At this, I must confess, I was befuddled. A strange shock accompanies the discovery that your cat can talk. But the shock is greatly intensified when you find that he has something say, and that moreover he seems to have something to teach. As I pondered these things in my baffled state, the pause must have lengthened so as to betray my ignorance for Basil continued.

“Your first parents, indeed, and our first King and Queen. But you must know what they did.”

“They fell.”

“Fall! Pretty word! One may trip on a stone and fall. They jumped from a precipice.”

Basil’s tail was now moving through the air at an undignified pace. But his voice was steady and his gaze fixed on mine. Even in agitation Basil remained the cat I knew him to be.

“I see your point, Basil,” I said, not sure that I did but feeling compelled to say something.

“They brought pain and death into the world.” Another pause followed this statement—a silence evidently meant to be filled by me.

“That is true, but we share in their guilt. ‘Durch Adams Fall ist ganz verderbt.’ ‘One common sin infects us all,’” I said, guessing at the cat’s meaning.

“You! You are guilty of the fall! Do not bring us into it.”

“Who are ‘us’?”

“We who groan as in childbirth and suffer because of your trespass.”

Again the cat had spoken with authority, not like the other cats I had known. And again he waited for my response with a dead-set gaze. But I had no reply. I was thinking of nature, red in tooth and claw. And I thought for a good long time all the while looking into those yellow-green eyes with the barest sliver of a window into that animal soul. At length I did respond.

“I’m sorry.”

“Today,” said the cat, ignoring my apology, “is the Feast of Adam and Eve.” He had placed a great emphasis on the first word and now sat in seeming expectation, a quizzical black tail wrapped tightly around white forepaws. He was waiting patiently for it to dawn on me. After a time, he repeated his words with the same accent. Another pause.
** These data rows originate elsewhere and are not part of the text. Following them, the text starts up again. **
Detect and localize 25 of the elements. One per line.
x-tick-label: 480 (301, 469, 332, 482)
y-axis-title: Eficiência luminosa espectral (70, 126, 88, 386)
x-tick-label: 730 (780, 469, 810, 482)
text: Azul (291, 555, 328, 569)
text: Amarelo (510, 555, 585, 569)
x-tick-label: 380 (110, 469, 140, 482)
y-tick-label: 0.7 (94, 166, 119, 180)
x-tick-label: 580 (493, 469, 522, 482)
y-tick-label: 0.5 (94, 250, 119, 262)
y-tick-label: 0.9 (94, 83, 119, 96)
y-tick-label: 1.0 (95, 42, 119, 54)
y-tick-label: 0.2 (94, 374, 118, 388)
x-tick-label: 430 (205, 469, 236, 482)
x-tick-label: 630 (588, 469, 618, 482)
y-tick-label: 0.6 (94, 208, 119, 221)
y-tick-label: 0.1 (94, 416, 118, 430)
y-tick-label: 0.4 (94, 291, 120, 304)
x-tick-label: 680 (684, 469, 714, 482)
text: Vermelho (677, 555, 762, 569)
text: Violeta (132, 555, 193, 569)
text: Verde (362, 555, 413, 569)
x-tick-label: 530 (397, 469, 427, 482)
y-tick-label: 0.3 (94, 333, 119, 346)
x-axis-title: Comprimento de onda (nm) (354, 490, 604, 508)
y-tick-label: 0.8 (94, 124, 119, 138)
“And tomorrow,” said I in tardy but sincerely felt triumph, “is Christmas!”

“And what have you named your daughter born on this day?”

“Anastasia—Resurrection! The newborn King, the new Adam, didn’t fall, but rose again on the third day! And he’s coming back to restore nature.”

Basil let my last syllable hang in the air for the smallest fraction of a moment, then turned with the grace and speed native to his race and, with a trot, made his way to his food dish and let out that baleful meow that meant he was hungry.

Rev. Heath R. Curtis is the husband of Rebekah, the father of Anastasia and Silas, an assistant pastor at Trinity Lutheran Church in Burr Ridge, IL, and a PhD student in the New Testament and Early Chrisian Literature Dept. of the University of Chicago.